MEMÓRIA

Documentos do Itamaraty e SNI reconhecem que ditadura perseguiu inocentes

Documentos históricos mostram que órgão oficiais do Estado reconheceram situação de sete desaparecidos, entre eles Fernando Santa Cruz, pai do presidente da OAB

Reprodução / Metrópoles
Reprodução / Metrópoles
Comunicado do Ministério das Relações Exteriores em resposta a pedido da Organização das Nações Unidas (ONU) sobre desaparecidos informou, em 1981, que nada constava contra essas pessoas – dentre elas, o pai do presidente da OAB

Brasília – Depois da polêmica com acusações do presidente Jair Bolsonaro (PSL) contra o desaparecido político Fernando Santa Cruz, pai do atual presidente nacional da Ordem dos Advogados do Brasil (OAB), Felipe Santa Cruz, documentos históricos, pesquisados pelo jornalista Eumano Silva e divulgados hoje (19) pelo portal Metrópoles, mostram que o próprio Estado já inocentou Santa Cruz. Um comunicado do Ministério das Relações Exteriores em resposta a pedido da Organização das Nações Unidas (ONU) sobre sete desaparecidos informou, em 1981, que nada constava contra quatro dessas pessoas – dentre elas, o pai do presidente da OAB.

Além de Fernando, também constam no documento Joel Vasconcelos Santos, Ana Rosa Kucinski e Wilson Silva como desaparecidos políticos cuja situação foi reconhecida pelo governo como “sem qualquer antecedente criminal”. Esse documento do Itamaraty foi avalizado pela cúpula militar.

No mesmo despacho, destaca Eumano Silva, também foi comunicada a absolvição de dois nomes listados entre os desaparecidos durante a ditadura e julgados à revelia: Edgard Aquino Duarte e Ísis Dias de Oliveira. Um sétimo nome, que tinha sido alvo de indagações sobre sua situação no mesmo pedido feito pela ONU, o de Mário Alves de Souza Vieira, foi o único da lista que recebeu condenação por atos contra a ditadura.

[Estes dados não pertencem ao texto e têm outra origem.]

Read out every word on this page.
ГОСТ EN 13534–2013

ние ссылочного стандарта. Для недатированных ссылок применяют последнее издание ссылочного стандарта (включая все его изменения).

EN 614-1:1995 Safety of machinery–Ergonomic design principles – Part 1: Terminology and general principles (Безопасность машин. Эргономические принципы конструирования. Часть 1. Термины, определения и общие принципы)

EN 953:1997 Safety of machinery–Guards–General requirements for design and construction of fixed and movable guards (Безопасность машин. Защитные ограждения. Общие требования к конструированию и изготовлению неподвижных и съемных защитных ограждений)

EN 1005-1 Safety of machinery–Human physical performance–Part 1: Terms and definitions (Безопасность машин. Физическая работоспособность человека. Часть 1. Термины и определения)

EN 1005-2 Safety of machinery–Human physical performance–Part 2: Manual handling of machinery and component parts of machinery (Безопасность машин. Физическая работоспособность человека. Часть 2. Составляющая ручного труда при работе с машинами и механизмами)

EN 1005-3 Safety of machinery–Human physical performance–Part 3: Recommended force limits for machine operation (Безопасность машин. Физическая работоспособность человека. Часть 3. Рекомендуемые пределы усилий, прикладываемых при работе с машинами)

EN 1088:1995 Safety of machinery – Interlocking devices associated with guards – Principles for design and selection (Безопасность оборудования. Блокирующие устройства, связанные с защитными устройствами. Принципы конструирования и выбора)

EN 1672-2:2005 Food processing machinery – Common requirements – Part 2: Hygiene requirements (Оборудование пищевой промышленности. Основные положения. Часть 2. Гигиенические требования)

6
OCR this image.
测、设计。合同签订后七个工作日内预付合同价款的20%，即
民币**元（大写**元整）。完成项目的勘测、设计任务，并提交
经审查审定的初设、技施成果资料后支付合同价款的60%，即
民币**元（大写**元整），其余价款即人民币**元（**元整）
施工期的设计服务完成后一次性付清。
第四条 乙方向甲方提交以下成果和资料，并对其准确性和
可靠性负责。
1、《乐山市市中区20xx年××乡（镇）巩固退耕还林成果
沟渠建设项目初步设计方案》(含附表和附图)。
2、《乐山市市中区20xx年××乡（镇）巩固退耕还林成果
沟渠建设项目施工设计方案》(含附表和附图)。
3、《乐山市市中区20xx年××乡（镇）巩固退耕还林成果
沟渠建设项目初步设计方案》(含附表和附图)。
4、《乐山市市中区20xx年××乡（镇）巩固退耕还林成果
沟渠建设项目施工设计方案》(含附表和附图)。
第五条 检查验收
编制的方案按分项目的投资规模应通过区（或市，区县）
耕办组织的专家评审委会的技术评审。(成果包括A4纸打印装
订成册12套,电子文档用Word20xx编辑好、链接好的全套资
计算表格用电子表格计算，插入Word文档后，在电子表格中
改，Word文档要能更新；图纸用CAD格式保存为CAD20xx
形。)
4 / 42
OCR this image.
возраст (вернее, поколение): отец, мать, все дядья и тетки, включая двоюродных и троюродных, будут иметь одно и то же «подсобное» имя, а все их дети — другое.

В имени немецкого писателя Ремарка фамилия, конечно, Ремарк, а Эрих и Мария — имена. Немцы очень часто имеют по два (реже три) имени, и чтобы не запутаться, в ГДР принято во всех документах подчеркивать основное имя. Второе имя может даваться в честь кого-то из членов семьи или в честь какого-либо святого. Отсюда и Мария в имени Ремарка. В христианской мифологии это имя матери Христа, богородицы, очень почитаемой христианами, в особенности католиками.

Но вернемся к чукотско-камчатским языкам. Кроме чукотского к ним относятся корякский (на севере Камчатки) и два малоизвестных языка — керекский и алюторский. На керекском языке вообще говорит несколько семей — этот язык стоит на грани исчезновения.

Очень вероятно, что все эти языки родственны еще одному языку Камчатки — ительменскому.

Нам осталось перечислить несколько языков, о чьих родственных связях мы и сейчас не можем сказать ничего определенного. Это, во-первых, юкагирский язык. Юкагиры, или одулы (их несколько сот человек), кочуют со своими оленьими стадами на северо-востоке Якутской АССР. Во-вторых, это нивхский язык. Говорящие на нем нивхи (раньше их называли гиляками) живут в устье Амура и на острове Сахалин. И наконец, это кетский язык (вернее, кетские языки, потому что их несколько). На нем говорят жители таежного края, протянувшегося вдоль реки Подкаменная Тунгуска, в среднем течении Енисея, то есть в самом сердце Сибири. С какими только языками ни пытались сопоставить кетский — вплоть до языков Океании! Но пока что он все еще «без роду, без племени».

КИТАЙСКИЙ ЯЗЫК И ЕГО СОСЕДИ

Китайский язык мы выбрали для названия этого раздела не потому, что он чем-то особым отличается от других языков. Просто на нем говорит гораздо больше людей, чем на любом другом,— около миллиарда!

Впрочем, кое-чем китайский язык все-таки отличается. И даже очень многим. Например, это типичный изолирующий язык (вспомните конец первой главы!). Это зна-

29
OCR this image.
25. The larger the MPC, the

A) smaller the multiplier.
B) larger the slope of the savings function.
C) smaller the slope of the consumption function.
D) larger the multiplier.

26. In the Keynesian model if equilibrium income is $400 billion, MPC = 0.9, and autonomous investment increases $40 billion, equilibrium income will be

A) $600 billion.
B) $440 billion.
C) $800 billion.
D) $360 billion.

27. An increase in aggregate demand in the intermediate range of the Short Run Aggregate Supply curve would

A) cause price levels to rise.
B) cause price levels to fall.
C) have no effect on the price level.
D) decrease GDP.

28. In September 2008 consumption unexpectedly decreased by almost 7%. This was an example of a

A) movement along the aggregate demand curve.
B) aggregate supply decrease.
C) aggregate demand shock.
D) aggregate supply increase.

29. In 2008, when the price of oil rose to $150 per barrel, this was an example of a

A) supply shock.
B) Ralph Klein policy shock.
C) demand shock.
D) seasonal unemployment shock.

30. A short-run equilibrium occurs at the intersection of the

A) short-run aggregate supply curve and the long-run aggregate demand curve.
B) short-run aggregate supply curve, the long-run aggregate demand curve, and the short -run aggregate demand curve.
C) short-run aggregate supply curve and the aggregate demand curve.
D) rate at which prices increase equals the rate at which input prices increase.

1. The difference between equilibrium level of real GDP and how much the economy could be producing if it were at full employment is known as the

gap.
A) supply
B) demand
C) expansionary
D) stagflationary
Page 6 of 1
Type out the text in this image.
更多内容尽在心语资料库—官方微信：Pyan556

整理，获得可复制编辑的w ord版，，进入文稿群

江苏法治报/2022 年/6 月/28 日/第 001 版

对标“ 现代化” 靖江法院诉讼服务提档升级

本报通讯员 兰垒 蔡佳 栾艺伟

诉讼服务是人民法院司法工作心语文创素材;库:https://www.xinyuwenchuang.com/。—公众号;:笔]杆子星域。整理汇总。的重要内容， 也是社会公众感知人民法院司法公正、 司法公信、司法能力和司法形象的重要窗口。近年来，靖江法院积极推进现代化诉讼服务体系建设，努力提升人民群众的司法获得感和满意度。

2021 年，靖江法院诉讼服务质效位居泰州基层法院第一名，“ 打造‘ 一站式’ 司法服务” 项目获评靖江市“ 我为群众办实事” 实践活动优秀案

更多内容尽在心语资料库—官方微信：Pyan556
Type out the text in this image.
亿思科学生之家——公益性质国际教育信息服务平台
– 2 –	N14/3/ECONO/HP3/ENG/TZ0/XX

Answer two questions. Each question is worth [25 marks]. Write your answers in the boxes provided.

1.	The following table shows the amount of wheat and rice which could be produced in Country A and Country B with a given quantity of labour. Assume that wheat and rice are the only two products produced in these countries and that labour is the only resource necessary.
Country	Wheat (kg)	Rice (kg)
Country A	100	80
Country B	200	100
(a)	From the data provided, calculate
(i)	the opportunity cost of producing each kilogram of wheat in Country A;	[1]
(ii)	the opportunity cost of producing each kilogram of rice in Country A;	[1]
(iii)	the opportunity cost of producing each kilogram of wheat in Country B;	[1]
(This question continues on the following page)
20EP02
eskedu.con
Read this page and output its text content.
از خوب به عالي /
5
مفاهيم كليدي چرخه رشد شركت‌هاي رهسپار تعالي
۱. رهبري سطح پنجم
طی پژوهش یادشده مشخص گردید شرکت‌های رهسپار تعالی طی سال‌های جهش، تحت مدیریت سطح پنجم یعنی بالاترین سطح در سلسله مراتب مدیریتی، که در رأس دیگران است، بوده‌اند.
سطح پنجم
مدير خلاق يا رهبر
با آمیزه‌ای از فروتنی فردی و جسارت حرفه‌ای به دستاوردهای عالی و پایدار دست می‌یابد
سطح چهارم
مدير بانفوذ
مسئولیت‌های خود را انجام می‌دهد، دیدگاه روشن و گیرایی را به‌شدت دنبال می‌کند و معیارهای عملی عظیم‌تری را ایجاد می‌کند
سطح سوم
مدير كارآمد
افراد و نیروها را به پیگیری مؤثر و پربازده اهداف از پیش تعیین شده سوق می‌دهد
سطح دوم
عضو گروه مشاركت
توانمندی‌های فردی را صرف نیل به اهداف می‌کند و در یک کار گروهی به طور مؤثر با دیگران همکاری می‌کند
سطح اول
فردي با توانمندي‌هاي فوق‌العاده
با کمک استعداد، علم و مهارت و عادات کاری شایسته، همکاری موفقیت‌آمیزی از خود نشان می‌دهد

Conforme a pesquisa feita pelo jornalista, o documento, encontrado no Arquivo Nacional, está classificado como “confidencial”, “secreto” e “urgentíssimo”. Foi preparado para responder a questionamento feito pelo chamado Grupo de Trabalho sobre Desaparecidos Forçados ou Involuntários, ligado à Comissão dos Direitos Humanos da ONU sobre essas pessoas, mediante pedido feito por seus familiares.

O documento foi elaborado com a ajuda do Conselho de Segurança Nacional (CSN), o Serviço Nacional de Informações (SNI) e o Ministério da Justiça, que na época, compunham o chamado “Grupo Informal de Estudos sobre os Direitos Humanos”, vinculado ao governo. Grupo este, que tinha a missão de responder e tratar das demandas de outros países com pedidos de informação ao governo sobre tais casos.

O jornalista responsável pela pesquisa destaca, no seu texto, que os três ramos da segurança acumulavam dados e prontuários relativos a todos os suspeitos de atuação contra o governo militar, já que, ligado à Presidência da República, o SNI coordenava as atividades de espionagem, informação e contrainformação da ditadura. E o CSN assessorava o Palácio do Planalto em assuntos de segurança nacional.

Poucas semanas atrás, o presidente Jair Bolsonaro disse que Fernando Santa Cruz tinha sido morto pelos próprios companheiros. Durante décadas, a família de Santa Cruz procurou por ele ou pelo seu corpo. O nome de Santa Cruz já consta no relatório da comissão da verdade como desaparecido político.

Para muitos especialistas, o documento que agora vem a público consiste em mais uma prova de que a ditadura prendeu, torturou e matou pessoas que não participaram de crimes.